Guest Commentary

MDT and the North American Spine Society

I was fortunate to have had the opportunity to attend the North American Spine Society (NASS) Annual Meeting in Boston, Massachusetts in October 2016 to assist with the Exercise Booth.  It was a great opportunity to expose NASS members to MDT and to “Movement is the Medicine”, which was the topic of our Exercise Booth.

Compared to when I last attended in 2013, more attendees answered, “Yes” when I asked if they were familiar with the terms Directional Preference and Centralization.  This is, no doubt, the result of the work of a small group of MDT clinicians who have been planting seeds within the NASS community for many years. 

While at the meeting, I spent time with Ryan Tauzell, PT, Cert. MDT, the current chair of the NASS Exercise Committee, Ron Donelson, MD, a former chair of Exercise Committee as well as a 2016 meeting presenter, and the other booth volunteers including PTs Dan Perry, Dip. MDT, Casey Vedder, Cert. MDT and Sean Vonderfecht, Cert. MDT.  Both Ryan and Ron have been generous enough to contribute to this article by sharing some of their NASS experience and providing editorial support.

The Exercise Committee has an exercise booth at the conference each year to provide education on the importance of exercise in the treatment and prevention of spine problems.  Several physical therapists staff the booth to educate the meeting attendees.  The call for booth volunteers is sent to Physical Therapists, primarily those with MDT training, the spring prior to the annual meeting.  This affords the volunteers the opportunity to attend the annual meeting at a significant cost savings.  The Exercise Committee is also charged with providing educational materials focused on reducing the societal burden of spine-related problems to the public and clinicians.
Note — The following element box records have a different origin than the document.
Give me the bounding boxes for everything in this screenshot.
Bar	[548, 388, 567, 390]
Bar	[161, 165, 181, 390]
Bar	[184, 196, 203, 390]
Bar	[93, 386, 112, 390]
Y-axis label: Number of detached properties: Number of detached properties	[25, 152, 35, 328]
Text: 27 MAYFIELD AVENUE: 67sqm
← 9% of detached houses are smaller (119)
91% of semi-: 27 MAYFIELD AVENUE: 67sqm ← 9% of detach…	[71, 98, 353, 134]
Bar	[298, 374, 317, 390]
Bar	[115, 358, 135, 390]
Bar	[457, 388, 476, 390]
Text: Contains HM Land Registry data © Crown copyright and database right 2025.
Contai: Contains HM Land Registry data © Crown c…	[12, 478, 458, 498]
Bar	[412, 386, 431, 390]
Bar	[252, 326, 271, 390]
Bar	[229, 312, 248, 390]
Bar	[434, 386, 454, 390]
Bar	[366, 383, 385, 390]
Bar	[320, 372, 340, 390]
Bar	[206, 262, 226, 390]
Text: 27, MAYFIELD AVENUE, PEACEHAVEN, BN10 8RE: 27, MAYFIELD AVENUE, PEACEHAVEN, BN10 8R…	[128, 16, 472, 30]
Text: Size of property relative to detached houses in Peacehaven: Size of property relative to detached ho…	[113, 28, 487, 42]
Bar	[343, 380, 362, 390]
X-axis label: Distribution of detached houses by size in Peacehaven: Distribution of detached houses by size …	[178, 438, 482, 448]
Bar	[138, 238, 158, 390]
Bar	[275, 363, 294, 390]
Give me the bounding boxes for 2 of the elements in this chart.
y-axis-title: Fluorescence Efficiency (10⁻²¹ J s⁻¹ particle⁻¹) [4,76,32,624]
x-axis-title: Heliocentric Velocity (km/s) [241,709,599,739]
MDT has been a central component of the exercise booth due to the prominent involvement and leadership of MDT clinicians.

The Exercise Committee began as a task force co-chaired by Ron Donelson and Ted Dreisinger.  During Ron Donelson’s last year as committee chair, and with the encouragement of Todd Wetzel, MD, a committee member at that time, an exercise decision-making algorithm was developed to provide a recommended pathway for clinicians in determining the specific type of therapy they should provide for each individual patient based on the current body of evidence.  Using Spratt’s ADTO research model, the Committee reviewed the evidence supporting the commonly used exercise-based paradigms for low back pain and concluded that MDT should be the starting point for each patient’s care.  The algorithm went on for evidentiary review by the full NASS Low Back Pain Guideline Committee, which, when completed and approved, will be the most comprehensive MDT acknowledgement to date.  Although the process will take years to complete, it has been a monumentally important effort. The guideline process involves approximately 80 reviewers, comprised of multiple stakeholders grouped by their individual areas of expertise.

Ryan’s involvement with NASS has led to opportunities for him to present at multiple NASS events around the country, influencing clinical practice and policy.  He states, “Involvement in an international, interdisciplinary, professional society allows collaboration between multiple disciplines that have a shared goal.  NASS is unmatched in this deliberate cross-pollination effort.  Looking back, my view of spine care was full within my profession, yet narrow compared to the rest of the spine care world.  NASS has broadened my view of spine care to a global scale and there is still so much to learn.  In order to realize all these benefits, I had to invest my time generously and become involved.”

At the 2016 Annual Meeting in Boston, Ron Donelson presented the paper, “The Impact of a Precise Mechanical Diagnosis for Low Back Pain: A Cost Comparison with Standard Community Care.”  It reported a 51.5% overall savings for LBP care utilizing Integrated Mechanical Care’s “enhanced” version of MDT.  It was a well-attended break out session that generated good questions and discussion on the topic.

Ron anticipates having another cost-savings paper or two to present at the 2017 annual meeting. In addition, he plans to submit a proposal for at least one MDT-related symposium on the 2017 program.  Todd Wetzel, MD, as the incoming NASS President and also a MII Board of Trustees member, provides a unique opportunity to influence the program content.  Todd also sees 2017 as an excellent year for MDT clinicians to attend NASS, become members and promptly become influential through committee membership.

Many MDT-trained clinicians have volunteered their services within the NASS Exercise Booth over the years.  These include, but are not limited to, Beata Smela, Kim Greene, Lois Donelson, Eze Gherscovici, Yoav Suprun, Chad Gray and Denise Campbell. Further, Allison Stout, DO, a Seattle-based physiatrist and former MIUSA Board member, also chaired the NASS Exercise Committee during these timely years.

This fall, The McKenzie Institute, working in partnership with NASS, will present the 14th Annual Conference in Mechanical Diagnosis and Therapy: Patients Come First – Exploring Optimal Care in San Francisco, California.  This conference marks the first formal partnership between the two organizations and will, no doubt, be just the beginning of a mutually beneficial relationship.

The 2017 NASS Annual Meeting will be held in Orlando, Florida from October 25-28.